In the last three years, councils across Wales paid out millions to over 750 members of staff who were suspended from duty, leading to calls by the Welsh Conservatives for an independent investigation.
The data was obtained via Freedom of Information (FoI) requests by the Welsh Conservatives, showing that 16 of Wales’ 22 local authorities paid out £7,133,723 to 764 workers who, between them, were suspended for a total of 24,246 weeks.
This means, between 2015/16 and 2017/18, on average, each council employee was suspended for 32 weeks, in receipt of £9,337 for not working.
Cardiff Council made the biggest total pay-out – £1,408,193 – followed by Powys Council, who paid suspended staff £850,621 in this three-year period. The third highest amount spent was by Caerphilly, who paid out £584,773.
Cardiff also suspended the most staff members in this period too, 88, closely followed by Rhondda Cynon Taf, 85. Powys and Swansea both suspended 67, each.
“The concern here isn’t about paying those who are suspended from work: due process must take place, but the sheer number of staff being suspended is problematic,” Welsh Conservative and Shadow Local Government Minister Mark Isherwood AM, said.
“That over 750 council staff have been suspended shows the investigation system is broken, a huge number of public servants are not working in the public interest, or both.
“Therefore, I’m calling on the Welsh Government to conduct an independent inquiry into how over £7m of desperately needed funds can be wasted so inefficiently.
“Every council in Wales is feeling the pinch as their budgets are squeezed by the Welsh Labour-led Government, so it’s essential that these processes deliver value-for-money.”
The research conducted by the Welsh Conservatives also revealed another problem with the way local government operates in Wales, as half (11) of councils failed in their statutory duty to provide the information within 20 working days.

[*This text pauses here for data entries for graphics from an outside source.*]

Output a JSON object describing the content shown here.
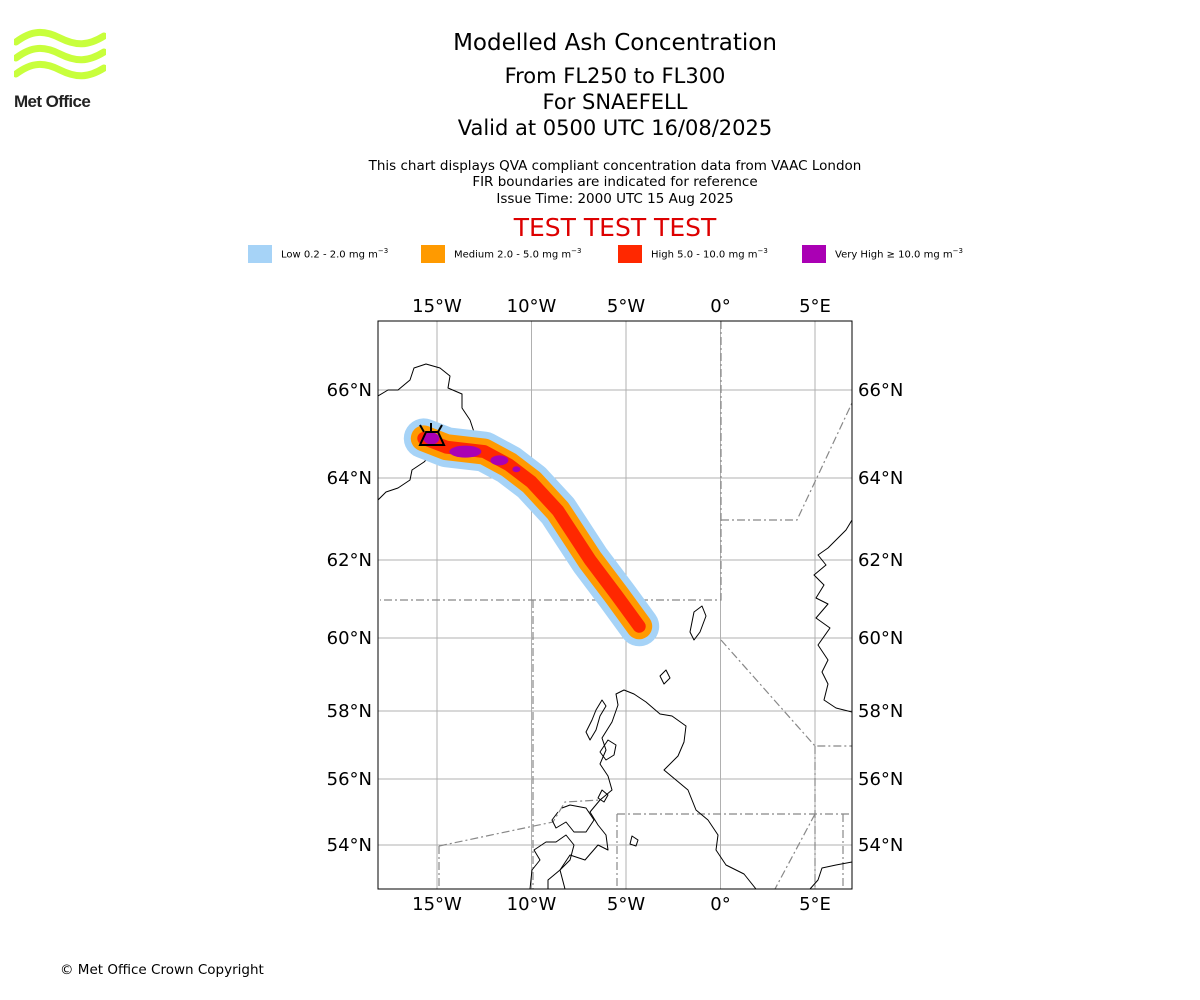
{
  "logo": {
    "name": "Met Office",
    "text": "Met Office",
    "wave_color": "#c8ff3c"
  },
  "title": {
    "main": "Modelled Ash Concentration",
    "levels": "From FL250 to FL300",
    "volcano": "For SNAEFELL",
    "valid": "Valid at 0500 UTC 16/08/2025"
  },
  "notes": {
    "line1": "This chart displays QVA compliant concentration data from VAAC London",
    "line2": "FIR boundaries are indicated for reference",
    "line3": "Issue Time: 2000 UTC 15 Aug 2025"
  },
  "test_banner": "TEST TEST TEST",
  "legend": [
    {
      "label": "Low 0.2 - 2.0 mg m",
      "color": "#a6d3f7"
    },
    {
      "label": "Medium 2.0 - 5.0 mg m",
      "color": "#ff9a00"
    },
    {
      "label": "High 5.0 - 10.0 mg m",
      "color": "#ff2800"
    },
    {
      "label": "Very High  ≥  10.0 mg m",
      "color": "#aa00b4"
    }
  ],
  "legend_unit_exponent": "−3",
  "map": {
    "lon_ticks": [
      "15°W",
      "10°W",
      "5°W",
      "0°",
      "5°E"
    ],
    "lat_ticks": [
      "66°N",
      "64°N",
      "62°N",
      "60°N",
      "58°N",
      "56°N",
      "54°N"
    ],
    "lon_values": [
      -15,
      -10,
      -5,
      0,
      5
    ],
    "lat_values": [
      66,
      64,
      62,
      60,
      58,
      56,
      54
    ],
    "lon_range": [
      -18.2,
      7.0
    ],
    "lat_range": [
      52.8,
      67.6
    ],
    "grid": true,
    "volcano_marker": "volcano-icon",
    "ash_colors": {
      "low": "#a6d3f7",
      "medium": "#ff9a00",
      "high": "#ff2800",
      "very_high": "#aa00b4"
    },
    "plume_axis": [
      [
        -15.7,
        64.9
      ],
      [
        -14.5,
        64.7
      ],
      [
        -12.5,
        64.6
      ],
      [
        -11.2,
        64.3
      ],
      [
        -10.0,
        63.9
      ],
      [
        -8.6,
        63.2
      ],
      [
        -6.9,
        62.0
      ],
      [
        -5.5,
        61.1
      ],
      [
        -4.3,
        60.3
      ]
    ],
    "fir_boundary_color": "#777777"
  },
  "copyright": "© Met Office Crown Copyright"
}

Despite acknowledging the request on the day it was sent, Powys took 53 working days to respond, while Flintshire took 58 working days – both nearly two whole months late.
Welsh Conservative research last year also revealed that 17% of FoI requests sent to local authorities, health boards, and the Welsh Government, missed the 20 working day-target.
“It is vital that the public and scrutinising institutions can have access to information from organisations that govern our lives, so this really is worrying,” Mark Isherwood said.
“If local government is unable to deliver timely access – as it is meant to under the law – then the Welsh Government must step in to ensure councils deliver on their lawful duties.
“Then again, their real terms cut to every council in Wales can have the impact to reduce staff in every part of a council, the information department not exempt.”